Eureka Moment #2: These days I always carry a camera with me. Unless I am shooting for a client or going on a trip with a photographic purpose in mind this usually means I carry my little fixed lens Fujifim X100T. A superb camera that can easily be pocketed or packed away in my laptop bag. On a recent trip to London, whilst walking through Covent Garden, I spotted the above poster advertising Kurt Geiger bags which I thought would make a good backdrop if the right person walked in front of it. I guess I just got lucky because within a few minutes the lady you see above did just that. It was not until I actually downloaded the image and looked at it in Lightroom that I realised what a great juxtaposition this was (her legs in a similar position to those of the model, the fact she is carrying a bag also, how her right hand is up to her face and the similar looking boots she is wearing). I was hooked! The ability to capture little insights into everyday life and spot things you would not normally see other than in a few brief seconds was for me my ‘decisive moment’.
Having realised what I guess most other street photographers have known for ages I’ve started to explore this style of photography a lot more. Here’s a selection of some street images, both from the same day as my Covent Garden ‘revelation’ and from earlier outings.
As I discussed here there are three techniques for capturing interesting street photographs.
- Technique #1: The Fisherman. This requires some patience. Like the fisherman standing on the riverbank waiting for a catch you find spot that looks interesting and wait for something to develop. It my take a few minutes or maybe a few hours.
- Technique #2: The Hunter. Rather than waiting patiently this approach has you prowling around looking for ‘prey’, shooting then moving on. Don’t spend time looking at your catch just go for the next one.
- Technique #3: The Craftsman. Here you find a place or a person you want to capture but need to work the scene, possibly taking many shots until you have what you want.
I’m a relative newbie at this sort of photography and am sure the above is barely scratching the surface. I intend to develop these and possibly more styles as often as I can this year though.
A word on gear. I mentioned I usually carry my X100T around with me most places I go and it turns out is almost the ideal camera for street photography. It’s small, light and indiscreet and has a few nice features that make it a device well suited to this genre of photography. Most notably:
- The key functions of aperture, shutter speed and over/under exposure are all available on dials on the top of the camera so can easily be changed with out having to fiddle around looking at a display.

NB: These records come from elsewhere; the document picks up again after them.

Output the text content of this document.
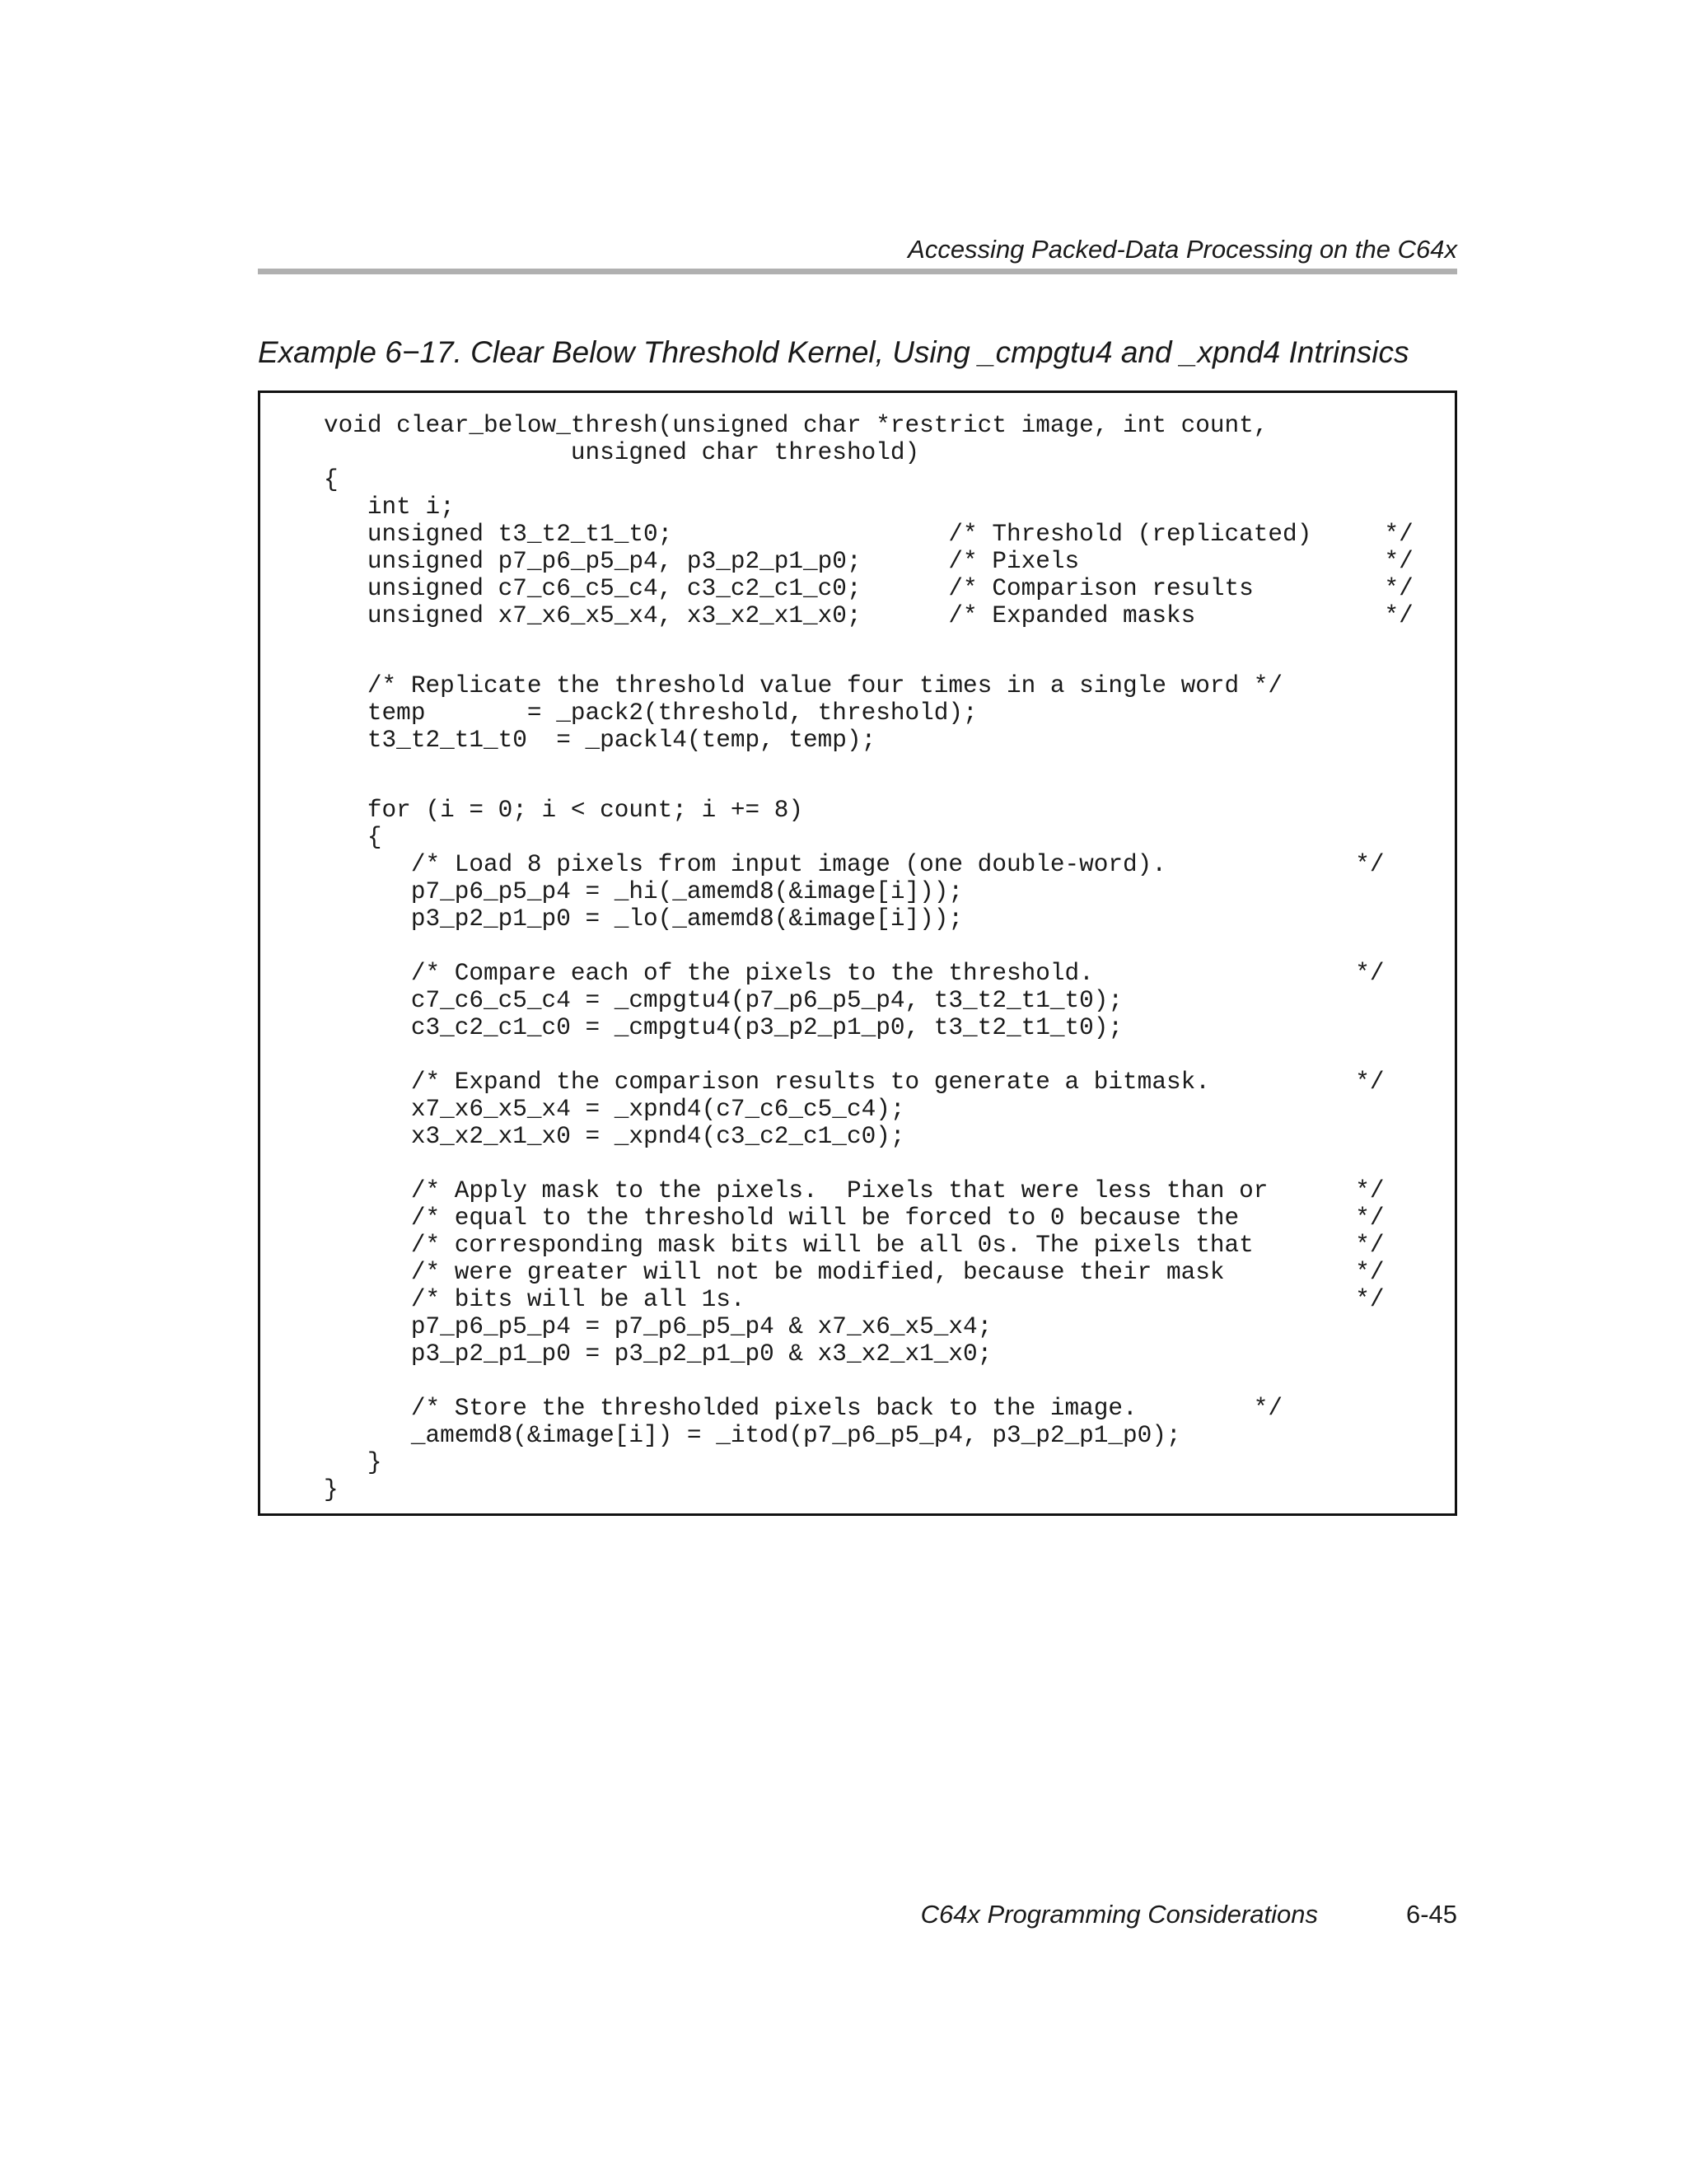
Accessing Packed-Data Processing on the C64x
Example 6−17. Clear Below Threshold Kernel, Using _cmpgtu4 and _xpnd4 Intrinsics
void clear_below_thresh(unsigned char *restrict image, int count,
unsigned char threshold)
{
int i;
unsigned t3_t2_t1_t0;                   /* Threshold (replicated)     */
unsigned p7_p6_p5_p4, p3_p2_p1_p0;      /* Pixels                     */
unsigned c7_c6_c5_c4, c3_c2_c1_c0;      /* Comparison results         */
unsigned x7_x6_x5_x4, x3_x2_x1_x0;      /* Expanded masks             */
/* Replicate the threshold value four times in a single word */
temp       = _pack2(threshold, threshold);
t3_t2_t1_t0  = _packl4(temp, temp);
for (i = 0; i < count; i += 8)
{
/* Load 8 pixels from input image (one double-word).             */
p7_p6_p5_p4 = _hi(_amemd8(&image[i]));
p3_p2_p1_p0 = _lo(_amemd8(&image[i]));
/* Compare each of the pixels to the threshold.                  */
c7_c6_c5_c4 = _cmpgtu4(p7_p6_p5_p4, t3_t2_t1_t0);
c3_c2_c1_c0 = _cmpgtu4(p3_p2_p1_p0, t3_t2_t1_t0);
/* Expand the comparison results to generate a bitmask.          */
x7_x6_x5_x4 = _xpnd4(c7_c6_c5_c4);
x3_x2_x1_x0 = _xpnd4(c3_c2_c1_c0);
/* Apply mask to the pixels.  Pixels that were less than or      */
/* equal to the threshold will be forced to 0 because the        */
/* corresponding mask bits will be all 0s. The pixels that       */
/* were greater will not be modified, because their mask         */
/* bits will be all 1s.                                          */
p7_p6_p5_p4 = p7_p6_p5_p4 & x7_x6_x5_x4;
p3_p2_p1_p0 = p3_p2_p1_p0 & x3_x2_x1_x0;
/* Store the thresholded pixels back to the image.        */
_amemd8(&image[i]) = _itod(p7_p6_p5_p4, p3_p2_p1_p0);
}
}
C64x Programming Considerations	6-45
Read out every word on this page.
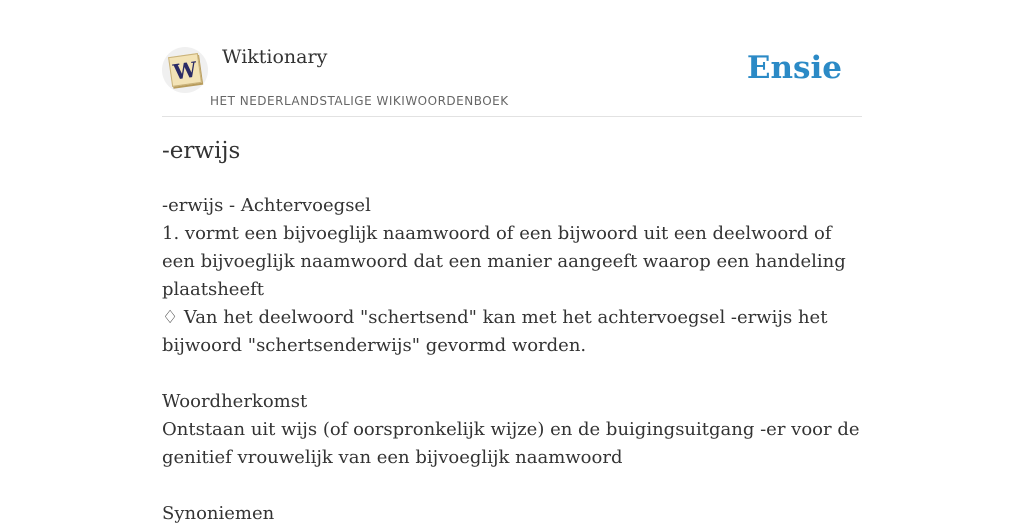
W Wiktionary
HET NEDERLANDSTALIGE WIKIWOORDENBOEK
Ensie
-erwijs

-erwijs - Achtervoegsel

1. vormt een bijvoeglijk naamwoord of een bijwoord uit een deelwoord of een bijvoeglijk naamwoord dat een manier aangeeft waarop een handeling plaatsheeft

♢ Van het deelwoord "schertsend" kan met het achtervoegsel -erwijs het bijwoord "schertsenderwijs" gevormd worden.

Woordherkomst

Ontstaan uit wijs (of oorspronkelijk wijze) en de buigingsuitgang -er voor de genitief vrouwelijk van een bijvoeglijk naamwoord

Synoniemen
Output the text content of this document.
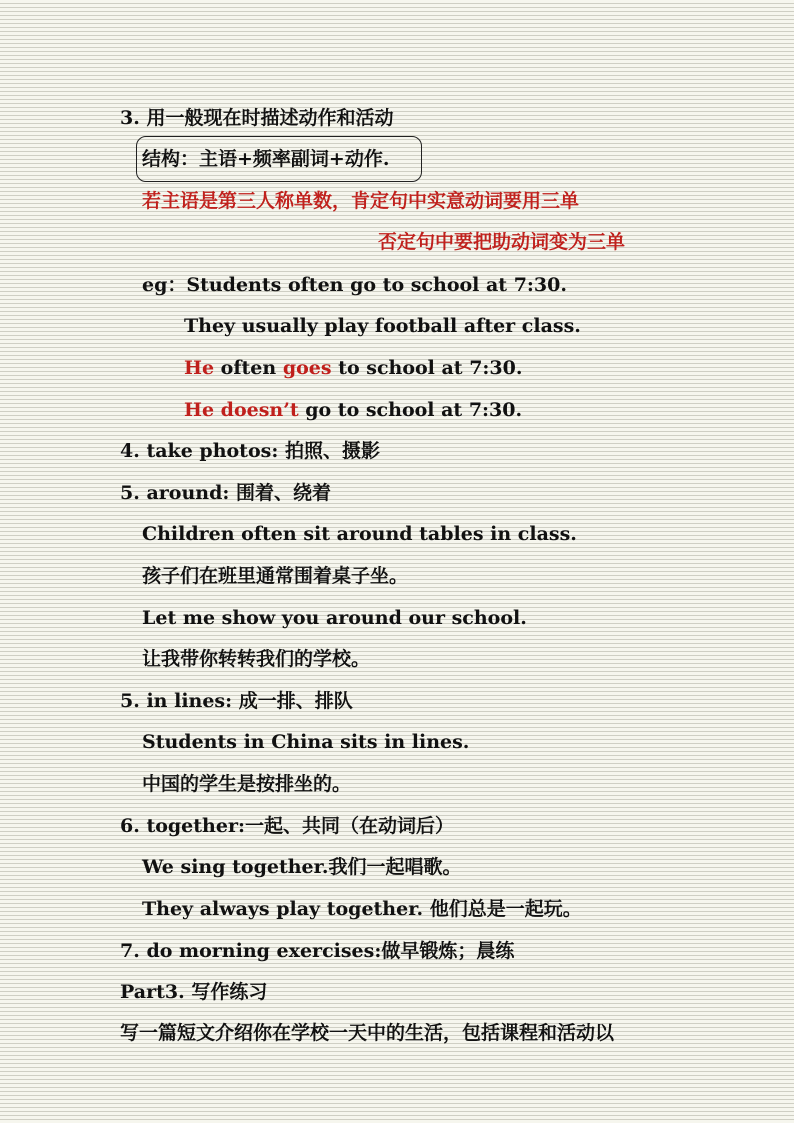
3. 用一般现在时描述动作和活动
结构：主语+频率副词+动作.
若主语是第三人称单数，肯定句中实意动词要用三单
否定句中要把助动词变为三单
eg：Students often go to school at 7:30.
They usually play football after class.
He often goes to school at 7:30.
He doesn’t go to school at 7:30.
4. take photos: 拍照、摄影
5. around: 围着、绕着
Children often sit around tables in class.
孩子们在班里通常围着桌子坐。
Let me show you around our school.
让我带你转转我们的学校。
5. in lines: 成一排、排队
Students in China sits in lines.
中国的学生是按排坐的。
6. together:一起、共同（在动词后）
We sing together.我们一起唱歌。
They always play together. 他们总是一起玩。
7. do morning exercises:做早锻炼；晨练
Part3. 写作练习
写一篇短文介绍你在学校一天中的生活，包括课程和活动以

- Other frequently used functions are available through a Quick Menu button as well as function keys on the menu button so can be quickly set with having to scroll through menus.
- It will work wirelessly with a phone allowing you take images without actually having to look through the viewfinder.
- You can set up to three auto ISO settings specifying a default ISO, a maximum ISO and a minimum shutter speed. This means that in low light the camera will first drop the shutter speed but if there is still not enough light without going lower than the minimum speed will then raise the ISO up to the maximum you set. It’s good when capturing street pictures not to go below 1/125 or 1/60 at the slowest so having the camera up the ISO to try and get the shot is a great feature to have.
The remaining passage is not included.